How Does The European Union Differ From The Eurozone.
The European Union
The European Union consists of 28 independent member states which have joined together to form an economic and political union. The historic roots are found in 1957 with the creation of the European Coal and Steel Community and the European Economic Community. The primary motivation was the preservation of European peace as it was believed that by binding member states together economically armed conflict between them would become far less likely. The nucleus created by these organizations consisted of six member states: Belgium, France, Germany, Italy, Luxembourg and the Netherlands.
European Union Map
History of the Union
Since 1957 new members have joined, new treaties have been signed and the name has evolved from the “Common Market” to the “European Community” and finally to the European Union. As of November, 2011 the Union consists of 27 member states. The EU is a single market, meaning that a standardized set of laws applies in all member countries. For the most part travel between member states is free of passport and border restrictions. At the most basic level the intention of the Union is to provide for “the free movement of people, goods, services, and capital.” Common policies are enacted on a wide-range of policy areas including justice and law enforcement, agriculture, health and the environment, regional development, fisheries, energy and climate change. The Union has an area of a little more than 1.5 million square miles and a population of just over 502 million, or about 7% of the world’s people. The Union’s nominal GDP is approximately $US16 trillion, or about 20% of world GDP.

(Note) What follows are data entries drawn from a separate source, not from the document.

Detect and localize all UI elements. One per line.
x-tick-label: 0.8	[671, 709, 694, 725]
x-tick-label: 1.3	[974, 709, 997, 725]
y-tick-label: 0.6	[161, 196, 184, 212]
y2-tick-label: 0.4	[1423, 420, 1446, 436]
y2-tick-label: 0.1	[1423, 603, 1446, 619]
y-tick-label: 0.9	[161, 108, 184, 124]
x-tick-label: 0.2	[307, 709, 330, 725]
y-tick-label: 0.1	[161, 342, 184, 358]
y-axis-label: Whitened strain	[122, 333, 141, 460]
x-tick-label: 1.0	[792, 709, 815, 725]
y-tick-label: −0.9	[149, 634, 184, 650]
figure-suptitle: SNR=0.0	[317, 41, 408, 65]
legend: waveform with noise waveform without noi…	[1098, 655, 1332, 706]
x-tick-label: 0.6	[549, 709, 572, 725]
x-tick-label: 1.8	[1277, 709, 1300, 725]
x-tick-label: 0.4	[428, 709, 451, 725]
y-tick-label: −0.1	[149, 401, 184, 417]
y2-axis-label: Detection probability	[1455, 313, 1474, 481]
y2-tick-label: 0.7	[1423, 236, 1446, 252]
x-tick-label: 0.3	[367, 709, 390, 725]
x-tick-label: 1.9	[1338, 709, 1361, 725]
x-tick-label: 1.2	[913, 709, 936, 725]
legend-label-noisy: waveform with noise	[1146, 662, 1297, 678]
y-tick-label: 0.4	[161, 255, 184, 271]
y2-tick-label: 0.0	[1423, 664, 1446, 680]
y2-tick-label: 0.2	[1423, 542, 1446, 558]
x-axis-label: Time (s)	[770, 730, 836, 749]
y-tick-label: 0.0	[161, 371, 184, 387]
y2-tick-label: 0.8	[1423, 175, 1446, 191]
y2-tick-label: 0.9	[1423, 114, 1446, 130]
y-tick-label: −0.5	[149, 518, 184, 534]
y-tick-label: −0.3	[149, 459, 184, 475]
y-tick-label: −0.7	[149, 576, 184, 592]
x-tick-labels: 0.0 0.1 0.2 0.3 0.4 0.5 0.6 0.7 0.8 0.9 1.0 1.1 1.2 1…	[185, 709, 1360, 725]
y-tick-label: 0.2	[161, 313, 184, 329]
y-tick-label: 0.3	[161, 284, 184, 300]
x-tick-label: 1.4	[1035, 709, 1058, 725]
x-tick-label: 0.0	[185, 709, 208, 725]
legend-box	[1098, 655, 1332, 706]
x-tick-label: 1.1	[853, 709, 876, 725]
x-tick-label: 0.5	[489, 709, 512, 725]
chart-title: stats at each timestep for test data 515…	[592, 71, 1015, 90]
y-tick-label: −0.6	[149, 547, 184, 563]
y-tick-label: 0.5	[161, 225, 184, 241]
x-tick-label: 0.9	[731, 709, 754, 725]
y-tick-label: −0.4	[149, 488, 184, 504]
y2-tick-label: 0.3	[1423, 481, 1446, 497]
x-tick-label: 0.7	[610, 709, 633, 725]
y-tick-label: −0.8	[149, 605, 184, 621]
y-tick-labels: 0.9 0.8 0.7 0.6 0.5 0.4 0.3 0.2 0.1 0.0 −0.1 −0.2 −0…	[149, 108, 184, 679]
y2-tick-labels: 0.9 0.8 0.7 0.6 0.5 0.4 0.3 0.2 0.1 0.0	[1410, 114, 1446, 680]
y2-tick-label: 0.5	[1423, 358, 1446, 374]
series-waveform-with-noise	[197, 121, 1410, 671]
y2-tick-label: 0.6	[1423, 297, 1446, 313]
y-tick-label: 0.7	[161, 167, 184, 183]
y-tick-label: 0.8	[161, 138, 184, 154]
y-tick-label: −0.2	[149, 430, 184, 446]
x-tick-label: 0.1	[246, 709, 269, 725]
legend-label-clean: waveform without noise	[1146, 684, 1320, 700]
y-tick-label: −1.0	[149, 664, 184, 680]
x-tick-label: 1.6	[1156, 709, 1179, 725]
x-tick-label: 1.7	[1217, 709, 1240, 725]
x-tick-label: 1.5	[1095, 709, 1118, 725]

European Union and the Eurozone
The Eurozone is a subset of those European Union member states that have fully incorporated the euro as their sole national currency. There are currently 17 such states: Austria, Belgium, Cyprus, Estonia, Finland, France, Germany, Greece, Ireland, Italy, Luxembourg, Malta, the Netherlands, Portugal, Slovakia, Slovenia, and Spain. Monetary policy for the Eurozone is under the authority of the European Central Bank. The bank was established by the Treaty of Amsterdam in 1998 and is one of the world’s most important central banks. The euro itself is, after the USD, the second largest reserve currency and second most traded currency in the world.
The Eurozone is currently seen to be undergoing a sovereign debt crisis which threatens the value of the euro and may lead to the expulsion of at least one member state. Greece has the most severe problem and is teetering on the edge of default, though other countries find themselves in similar circumstances, including Italy, Portugal, Spain and Ireland. It is unclear what sort of cascading consequences might take place elsewhere in the global economy under different resolutions of the current crisis. Prior to the 2008 financial crisis there was no provision by which the Eurozone could bailout member countries in crisis. Provision has since been made, and there is potential involvement from the IMF (International Monetary Fund) as well. As a practical matter Eurozone bailouts are funded by the two strongest economies, Germany and France. There are mechanisms in place, as there are in the IMF, to dictate austerity measures and other budgetary changes as a prerequisite for bailout funds. As in somewhat analogous situations, for example in some countries in Latin America, the possibility for significant social unrest definitely exists.
While the resolution of the current crisis is difficult to predict, there is no doubt that, on the whole, both the European Union and the Eurozone have been quite successful. The EU is one of the most stable and influential political entities on earth and its citizens enjoy, on average, a standard of living that is not significantly surpassed anywhere else.